The unfathomably lucrative TV money power conferences like the SEC amass for their members -not to mention all the money that the schools continually demand from their boosters to build the latest athletic Taj Mahal or bestow another bonus on a coach or athletic director - might have to be diverted more to benefit the labor on the field.

It will take years - Northwestern officials said they will lodge an appeal - legally to sort out what transpired Wednesday in Chicago, especially regarding the entire college athletics spectrum given Northwestern is a private school.

Legal eagles will endlessly debate whether all that applies to Northwestern could apply to public state universities like the University of Arkansas, Missouri, Texas, etc.

Nonetheless, the stage seems set for much rethinking before athletic departments begin their next round of bestowing big bonuses and building bigger facilities.

Because if college football players become legally compensated beyond their scholarship, it won’t be an eyelash’s blink before some from all the other men’s and women’s programs express that it is their legal right to be compensated better too.

An enormous can of worms opened in Chicago that is bound to worm its way throughout college athletics.
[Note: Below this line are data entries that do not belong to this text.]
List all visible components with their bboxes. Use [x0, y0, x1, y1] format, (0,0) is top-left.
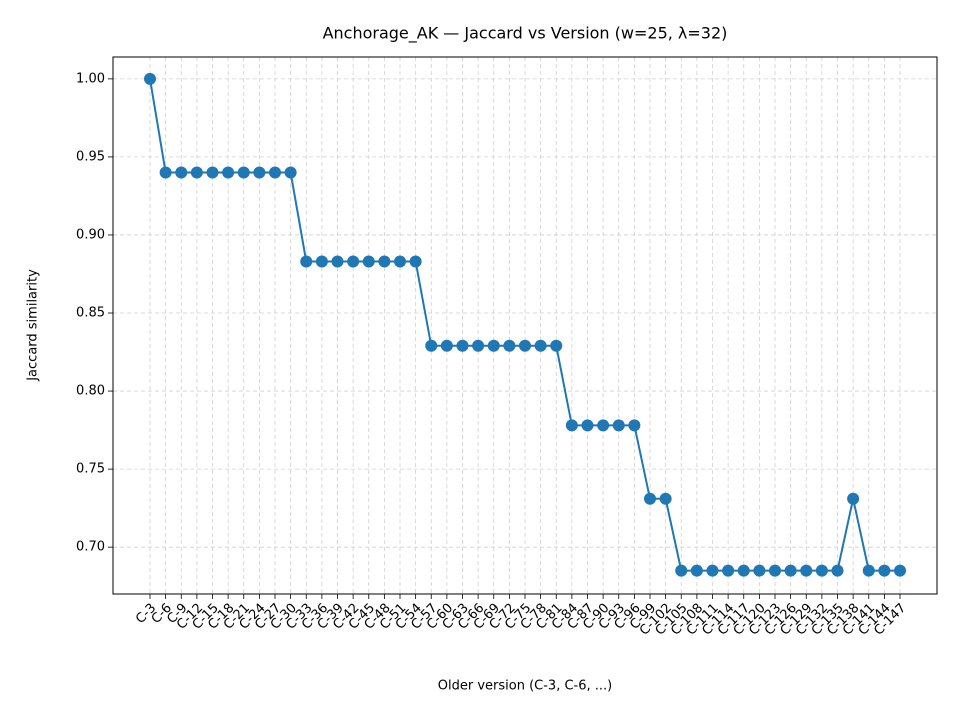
y-tick-label: 0.75: [76, 462, 105, 477]
marker: [565, 419, 578, 432]
marker: [800, 564, 813, 577]
marker: [175, 166, 188, 179]
marker: [675, 564, 688, 577]
y-axis-label: Jaccard similarity: [26, 269, 41, 382]
y-tick-label: 0.80: [76, 384, 105, 399]
x-axis-label: Older version (C-3, C-6, ...): [438, 679, 612, 694]
marker: [237, 166, 250, 179]
marker: [362, 255, 375, 268]
marker: [144, 72, 156, 85]
marker: [284, 166, 297, 179]
marker: [862, 564, 875, 577]
marker: [597, 419, 610, 432]
marker: [472, 339, 485, 352]
marker: [456, 339, 469, 352]
marker: [503, 339, 516, 352]
marker: [222, 166, 235, 179]
marker: [347, 255, 360, 268]
y-tick-label: 0.90: [76, 227, 105, 242]
marker: [753, 564, 766, 577]
marker: [628, 419, 641, 432]
marker: [769, 564, 781, 577]
marker: [784, 564, 797, 577]
marker: [659, 492, 672, 505]
marker: [159, 166, 172, 179]
marker: [690, 564, 703, 577]
chart-title: Anchorage_AK — Jaccard vs Version (w=25,…: [323, 24, 728, 44]
plot-frame: [112, 56, 938, 595]
marker: [722, 564, 735, 577]
y-tick-label: 0.85: [76, 306, 105, 321]
marker: [550, 339, 563, 352]
marker: [847, 492, 860, 505]
marker: [378, 255, 391, 268]
grid: [113, 57, 937, 594]
marker: [269, 166, 281, 179]
marker: [737, 564, 750, 577]
marker: [315, 255, 328, 268]
y-tick-label: 0.70: [76, 540, 105, 555]
marker: [394, 255, 406, 268]
marker: [581, 419, 594, 432]
marker: [487, 339, 500, 352]
marker: [831, 564, 844, 577]
marker: [300, 255, 313, 268]
marker: [815, 564, 828, 577]
marker: [253, 166, 266, 179]
marker: [519, 339, 531, 352]
marker: [894, 564, 906, 577]
y-tick-label: 0.95: [76, 149, 105, 164]
marker: [612, 419, 625, 432]
marker: [440, 339, 453, 352]
marker: [331, 255, 344, 268]
marker: [706, 564, 719, 577]
marker: [409, 255, 422, 268]
y-tick-label: 1.00: [76, 71, 105, 86]
marker: [878, 564, 891, 577]
marker: [190, 166, 203, 179]
marker: [534, 339, 547, 352]
marker: [644, 492, 656, 505]
marker: [425, 339, 438, 352]
marker: [206, 166, 219, 179]
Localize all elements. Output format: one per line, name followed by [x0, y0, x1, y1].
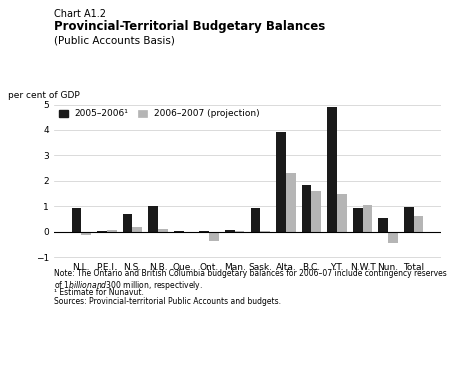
Bar — [286, 173, 296, 232]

For that, college athletics has only itself to blame. Just as the exploitative greed of the American robber barons birthed the binge of labor unions in the late 1800s, the exploitative greed, arrogance and hypocrisy of the NCAA appears to have birthed a labor movement at Northwestern that is bound to become contagious.

To feed the TV monster with playoffs, college football extended its 2014 season to Jan. 12.

In reality, the season never ends. Winter off season workouts, spring football and the “voluntary” summer workouts that all know are mandatory run into the official August preseason.

That’s an immense load placed on the “student-athlete,” a term that NCAA hierarchy and athletic directors use ceaselessly but now may tend to avoid following the Northwestern fallout.

Turns out the term “student-athlete,” many articles noted Thursday, was “crafted” by the NCAA to combat paying workman’s compensation to the widow of Fort Lewis (Colo.) A&M football player Ray Dennison upon his football-related death in 1955.

So the NCAA “student-athlete” term that is perceived nobly as depicting the blending of brain and brawn is just hypocrisy approaching its 59th year.